И наливал Геннадию Павловичу:
— Пей!
И чокался с ними, на них не глядя.
Геннадий Павлович опрокидывал стопку, а затем, отчасти удивляясь самому себе, соглашался — да, да, это разумно, это очень разумно, выпить и куда-то пойти, поехать. Воздух — это прекрасно. Зима — это чудесно. Но эти двое (молодые!) все только спорили, и у Геннадия Павловича возникало желание пойти, может быть, одному, просто пойти одному погулять — подышать снегом.
Вдруг — и все трое они оказались уже в такси, притом что такси мчало и красивая молодая женщина очень торопила водителя.
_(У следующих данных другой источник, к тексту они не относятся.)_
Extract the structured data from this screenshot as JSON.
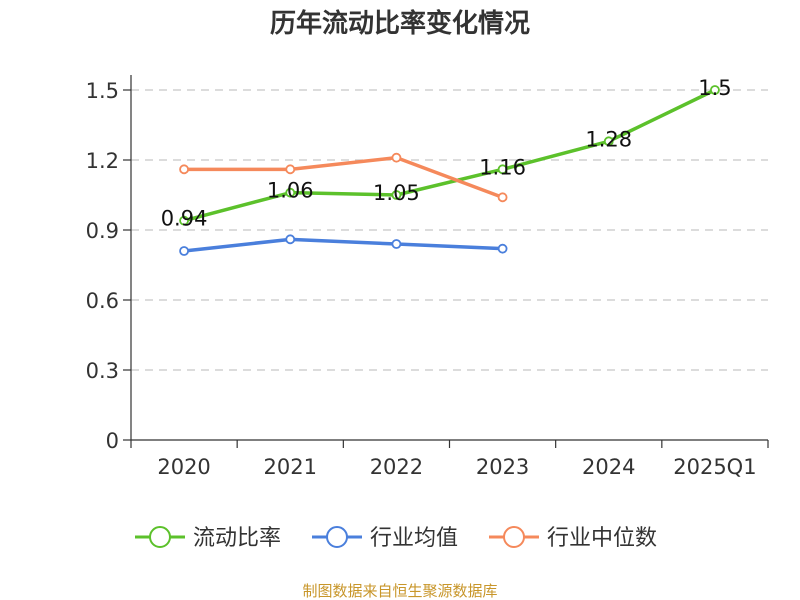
{
  "chart_data": {
    "type": "line",
    "title": "历年流动比率变化情况",
    "categories": [
      "2020",
      "2021",
      "2022",
      "2023",
      "2024",
      "2025Q1"
    ],
    "ylim": [
      0,
      1.5
    ],
    "yticks": [
      "0",
      "0.3",
      "0.6",
      "0.9",
      "1.2",
      "1.5"
    ],
    "grid": true,
    "legend_position": "bottom",
    "series": [
      {
        "name": "流动比率",
        "color": "#5cc12b",
        "values": [
          0.94,
          1.06,
          1.05,
          1.16,
          1.28,
          1.5
        ],
        "labels": [
          "0.94",
          "1.06",
          "1.05",
          "1.16",
          "1.28",
          "1.5"
        ]
      },
      {
        "name": "行业均值",
        "color": "#4a7fdc",
        "values": [
          0.81,
          0.86,
          0.84,
          0.82,
          null,
          null
        ]
      },
      {
        "name": "行业中位数",
        "color": "#f5895b",
        "values": [
          1.16,
          1.16,
          1.21,
          1.04,
          null,
          null
        ]
      }
    ]
  },
  "source_note": "制图数据来自恒生聚源数据库"
}
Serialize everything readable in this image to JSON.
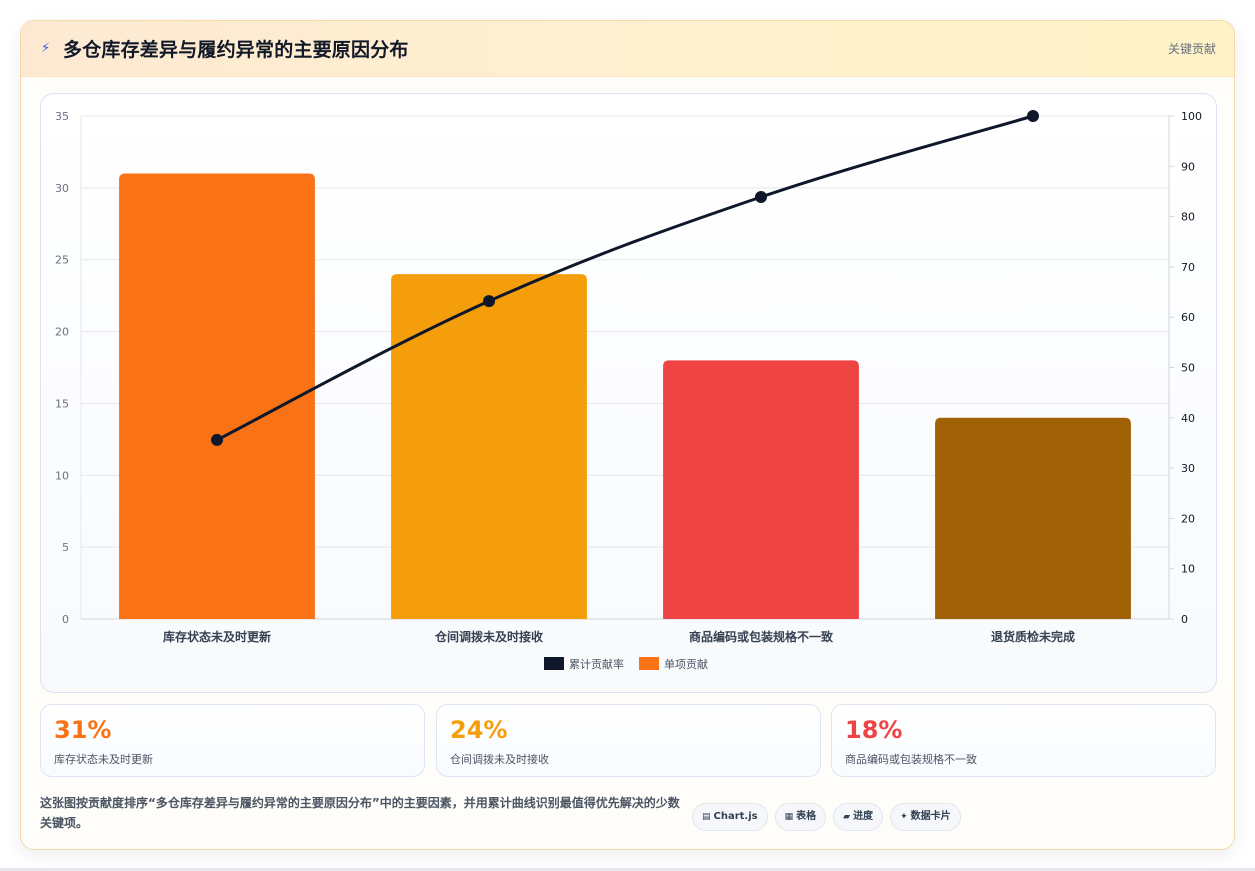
{
  "header": {
    "title_icon": "lightning-icon",
    "title": "多仓库存差异与履约异常的主要原因分布",
    "badge": "关键贡献"
  },
  "chart_data": {
    "type": "bar",
    "categories": [
      "库存状态未及时更新",
      "仓间调拨未及时接收",
      "商品编码或包装规格不一致",
      "退货质检未完成"
    ],
    "series": [
      {
        "name": "单项贡献",
        "type": "bar",
        "axis": "left",
        "values": [
          31,
          24,
          18,
          14
        ],
        "colors": [
          "#f97316",
          "#f59e0b",
          "#ef4444",
          "#a16207"
        ]
      },
      {
        "name": "累计贡献率",
        "type": "line",
        "axis": "right",
        "values": [
          35.6,
          63.2,
          83.9,
          100
        ],
        "color": "#0f172a"
      }
    ],
    "y_left": {
      "min": 0,
      "max": 35,
      "ticks": [
        0,
        5,
        10,
        15,
        20,
        25,
        30,
        35
      ]
    },
    "y_right": {
      "min": 0,
      "max": 100,
      "ticks": [
        0,
        10,
        20,
        30,
        40,
        50,
        60,
        70,
        80,
        90,
        100
      ]
    },
    "legend": {
      "placement": "bottom-center",
      "items": [
        {
          "label": "累计贡献率",
          "color": "#0f172a"
        },
        {
          "label": "单项贡献",
          "color": "#f97316"
        }
      ]
    },
    "grid": true
  },
  "stats": [
    {
      "value": "31%",
      "label": "库存状态未及时更新",
      "color": "#f97316"
    },
    {
      "value": "24%",
      "label": "仓间调拨未及时接收",
      "color": "#f59e0b"
    },
    {
      "value": "18%",
      "label": "商品编码或包装规格不一致",
      "color": "#ef4444"
    }
  ],
  "description": "这张图按贡献度排序“多仓库存差异与履约异常的主要原因分布”中的主要因素，并用累计曲线识别最值得优先解决的少数关键项。",
  "tags": [
    {
      "icon": "▤",
      "icon_name": "chart-icon",
      "label": "Chart.js"
    },
    {
      "icon": "▦",
      "icon_name": "table-icon",
      "label": "表格"
    },
    {
      "icon": "▰",
      "icon_name": "progress-icon",
      "label": "进度"
    },
    {
      "icon": "✦",
      "icon_name": "sparkle-icon",
      "label": "数据卡片"
    }
  ]
}
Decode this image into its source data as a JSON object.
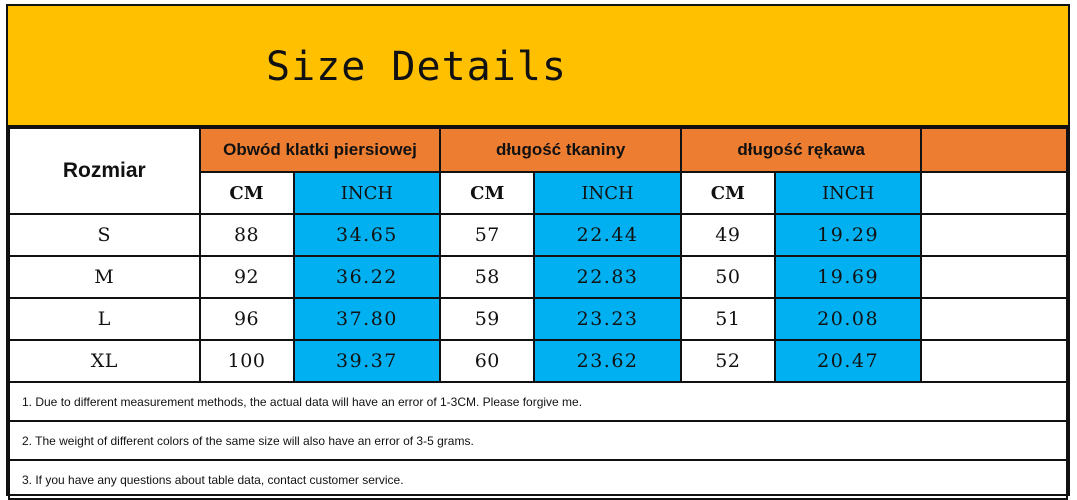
{
  "title": "Size Details",
  "colors": {
    "banner": "#ffc000",
    "header": "#ed7d31",
    "inch_column": "#00b0f0",
    "border": "#111111"
  },
  "table": {
    "size_header": "Rozmiar",
    "groups": [
      {
        "label": "Obwód klatki piersiowej",
        "unit_cm": "CM",
        "unit_inch": "INCH"
      },
      {
        "label": "długość tkaniny",
        "unit_cm": "CM",
        "unit_inch": "INCH"
      },
      {
        "label": "długość rękawa",
        "unit_cm": "CM",
        "unit_inch": "INCH"
      }
    ],
    "rows": [
      {
        "size": "S",
        "chest_cm": "88",
        "chest_inch": "34.65",
        "length_cm": "57",
        "length_inch": "22.44",
        "sleeve_cm": "49",
        "sleeve_inch": "19.29"
      },
      {
        "size": "M",
        "chest_cm": "92",
        "chest_inch": "36.22",
        "length_cm": "58",
        "length_inch": "22.83",
        "sleeve_cm": "50",
        "sleeve_inch": "19.69"
      },
      {
        "size": "L",
        "chest_cm": "96",
        "chest_inch": "37.80",
        "length_cm": "59",
        "length_inch": "23.23",
        "sleeve_cm": "51",
        "sleeve_inch": "20.08"
      },
      {
        "size": "XL",
        "chest_cm": "100",
        "chest_inch": "39.37",
        "length_cm": "60",
        "length_inch": "23.62",
        "sleeve_cm": "52",
        "sleeve_inch": "20.47"
      }
    ]
  },
  "notes": [
    "1. Due to different measurement methods, the actual data will have an error of 1-3CM. Please forgive me.",
    "2. The weight of different colors of the same size will also have an error of 3-5 grams.",
    "3. If you have any questions about table data, contact customer service."
  ]
}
Да, да, надо ей помочь добраться! надо поскорее! — говорил Геннадий Павлович сочувственно, так как она не просто куда-то торопилась, но опаздывала и по этой причине, вероятно, все время всхлипывала. Геннадий Павлович слушал ее, сопереживал, но вдруг переставал что-либо слышать, только смотрел на проносящиеся мимо дома — мозг был приятно затуманен. Он помнит, что за окном машины летел косой снег, что рядом сидела молодая женщина, всхлипывала и просила водителя — я, мол, тороплюсь, скорее...
— Успеется, — отвечал ей Даев. (Он сидел впереди, с водителем.)
— Меня ждут, меня очень ждут.
— Я тебя тоже вчера ждал.
Такси не то чтобы не спешило — нет, таксист поспешал, однако он часто останавливался, так как Даев то на одной, то на другой улице внезапно выходил, чтобы, как он говорил, вернуть небольшой денежный должок. Вновь они остановились. И вновь он шел отдать давний денежный долг — именно сегодня у Костантина Даева были деньги и был, так сказать, день чести: день оплаты. «Рассчитываюсь со всеми в один день. Иначе когда я еще соберусь — верно?!» — и Константин Даев левой рукой хлопал по плечу таксиста, что таксисту совсем не нравилось. Но таксисту тоже было уже заплачено много и вперед, и он только криво улыбался, когда его хлопали.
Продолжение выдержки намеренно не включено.